In a month of big international news stories, Iraq has again dominated the headlines. Perhaps the most distressing report came from a British medical journal. The Lancet published the findings of a mortality survey conducted in Iraq by Professor Burnham and researchers from the Johns Hopkins Bloomberg School of Public Health in Baltimore and Al Mustansiriya University School of Medicine in Baghdad.
The study estimated that about 601,000 Iraqis have died from violent causes since the coalition invasion of Iraq on 18 March 2003 until July of this year. They found that the pace of violent death has accelerated every year since 2003.
President Bush immediately claimed the methodology “had been pretty much discredited” and the findings were “not credible”. Prime Minister Howard quickly said the results were “not plausible … not based on anything other than a house-to-house survey”. These were personal assessments unsupported by evidence.
It is important then, to understand how the survey was done. The researchers used a sample representative of the entire country. Forty-seven residential streets from 16 of Iraq’s 18 Governorates were randomly selected. In each street, residents from 40 homes were asked about deaths of family members since January 2002. 1,849 households were visited and 12,801 people were surveyed.
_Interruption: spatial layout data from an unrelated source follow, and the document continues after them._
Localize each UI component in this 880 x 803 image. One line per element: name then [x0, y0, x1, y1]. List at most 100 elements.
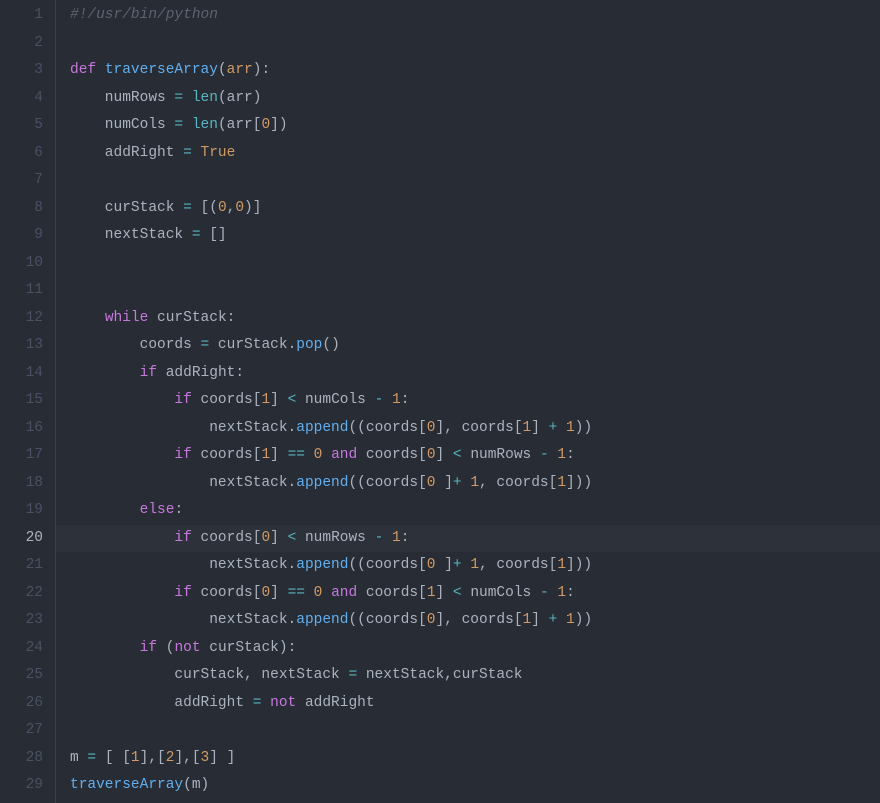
code-line[interactable]: if coords[0] == 0 and coords[1] < numCol…	[70, 580, 592, 608]
line-number: 10	[0, 250, 43, 278]
code-token: ((	[348, 420, 365, 436]
code-token: m	[70, 750, 87, 766]
code-token: ,	[444, 420, 461, 436]
code-token	[70, 392, 174, 408]
code-line[interactable]: if coords[0] < numRows - 1:	[56, 525, 880, 553]
code-token: [	[514, 612, 523, 628]
code-line[interactable]: coords = curStack.pop()	[70, 332, 592, 360]
code-line[interactable]: numCols = len(arr[0])	[70, 112, 592, 140]
code-token: <	[288, 530, 297, 546]
code-token: coords	[357, 447, 418, 463]
code-token	[261, 695, 270, 711]
code-line[interactable]: if addRight:	[70, 360, 592, 388]
line-number: 7	[0, 167, 43, 195]
code-token: ]	[270, 392, 279, 408]
code-line[interactable]: if coords[1] == 0 and coords[0] < numRow…	[70, 442, 592, 470]
code-token: addRight	[70, 695, 253, 711]
code-token: 1	[470, 475, 479, 491]
code-token: ]))	[566, 557, 592, 573]
code-token: and	[331, 447, 357, 463]
code-line[interactable]	[70, 250, 592, 278]
code-token: while	[105, 310, 149, 326]
code-token: arr	[227, 62, 253, 78]
code-token: 0	[235, 200, 244, 216]
code-token: ]	[270, 530, 279, 546]
code-line[interactable]: while curStack:	[70, 305, 592, 333]
code-line[interactable]: addRight = not addRight	[70, 690, 592, 718]
code-line[interactable]: m = [ [1],[2],[3] ]	[70, 745, 592, 773]
code-line[interactable]: #!/usr/bin/python	[70, 2, 592, 30]
code-line[interactable]	[70, 167, 592, 195]
code-token: [ [	[105, 750, 131, 766]
code-token	[96, 750, 105, 766]
code-token: 1	[557, 447, 566, 463]
code-token: 0	[427, 447, 436, 463]
code-token: ))	[575, 420, 592, 436]
code-token: .	[288, 337, 297, 353]
code-token: ],[	[140, 750, 166, 766]
code-token: coords	[70, 337, 201, 353]
code-token: append	[296, 557, 348, 573]
code-line[interactable]: nextStack.append((coords[0], coords[1] +…	[70, 607, 592, 635]
code-line[interactable]: curStack, nextStack = nextStack,curStack	[70, 662, 592, 690]
code-token: 0	[427, 475, 436, 491]
line-number: 14	[0, 360, 43, 388]
code-token: )	[279, 117, 288, 133]
code-token: ,	[479, 557, 496, 573]
code-token: -	[375, 530, 384, 546]
code-editor-content[interactable]: #!/usr/bin/python def traverseArray(arr)…	[56, 0, 592, 803]
code-token: +	[453, 557, 462, 573]
code-line[interactable]: def traverseArray(arr):	[70, 57, 592, 85]
code-token: coords	[192, 530, 253, 546]
code-token	[462, 475, 471, 491]
code-token: arr	[227, 117, 253, 133]
code-token: coords	[366, 420, 418, 436]
code-token: )	[253, 90, 262, 106]
code-token: ,	[444, 667, 453, 683]
code-line[interactable]: addRight = True	[70, 140, 592, 168]
code-token	[70, 530, 174, 546]
code-token	[70, 640, 140, 656]
code-token: :	[401, 392, 410, 408]
code-line[interactable]: traverseArray(m)	[70, 772, 592, 800]
code-token: len	[192, 117, 218, 133]
code-line[interactable]: curStack = [(0,0)]	[70, 195, 592, 223]
line-number: 17	[0, 442, 43, 470]
line-number: 3	[0, 57, 43, 85]
code-token: ]	[436, 420, 445, 436]
code-line[interactable]: if coords[1] < numCols - 1:	[70, 387, 592, 415]
code-line[interactable]: nextStack.append((coords[0], coords[1] +…	[70, 415, 592, 443]
code-token: 1	[261, 447, 270, 463]
code-line[interactable]: else:	[70, 497, 592, 525]
code-token: coords	[192, 447, 253, 463]
code-line[interactable]: if (not curStack):	[70, 635, 592, 663]
line-number: 12	[0, 305, 43, 333]
code-token: -	[540, 585, 549, 601]
code-token	[201, 227, 210, 243]
code-token	[322, 447, 331, 463]
code-token: ==	[288, 585, 305, 601]
code-token: append	[296, 420, 348, 436]
code-token: nextStack	[70, 475, 288, 491]
code-token: ()	[322, 337, 339, 353]
code-token: curStack	[148, 310, 226, 326]
code-line[interactable]: numRows = len(arr)	[70, 85, 592, 113]
code-token: )]	[244, 200, 261, 216]
code-token: coords	[366, 475, 418, 491]
code-token	[279, 530, 288, 546]
code-token	[70, 585, 174, 601]
code-line[interactable]	[70, 277, 592, 305]
code-token: :	[401, 530, 410, 546]
code-token: ]))	[566, 475, 592, 491]
code-line[interactable]: nextStack.append((coords[0 ]+ 1, coords[…	[70, 552, 592, 580]
line-number: 27	[0, 717, 43, 745]
code-line[interactable]	[70, 30, 592, 58]
code-line[interactable]: nextStack = []	[70, 222, 592, 250]
code-token: :	[566, 447, 575, 463]
code-line[interactable]	[70, 717, 592, 745]
code-token: +	[453, 475, 462, 491]
code-token: if	[174, 585, 191, 601]
code-line[interactable]: nextStack.append((coords[0 ]+ 1, coords[…	[70, 470, 592, 498]
line-number: 11	[0, 277, 43, 305]
code-token: =	[201, 337, 210, 353]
This is a large sample. The death rate recorded in these households during the period before the invasion was subtracted from the rate after the invasion. This represents the excess mortality attributable to the conflict. This rate was then applied to the populations of the Governorates to estimate the total excess death-toll for the country.
Because the researchers did not visit every household in Iraq, the exact number of deaths since the invasion remains unknown. Any method less than a census—asking every household in the country—introduces a margin of error. We are all familiar with television ratings; most of us intuitively appreciate that we do not need to talk to everybody in the population to accurately estimate the true number of TV viewers.
For the unfortunate Iraqis, sadly we can be confident that the war has caused at least 426,000 excess deaths from violence and possibly as many as 793,000. The true toll, however, is far more likely to be in the middle of this range than at the extremes. Sampling, when conducted according to strict statistical criteria as in the Iraq survey, is the only tested, valid and practical way of gathering data in insecure settings.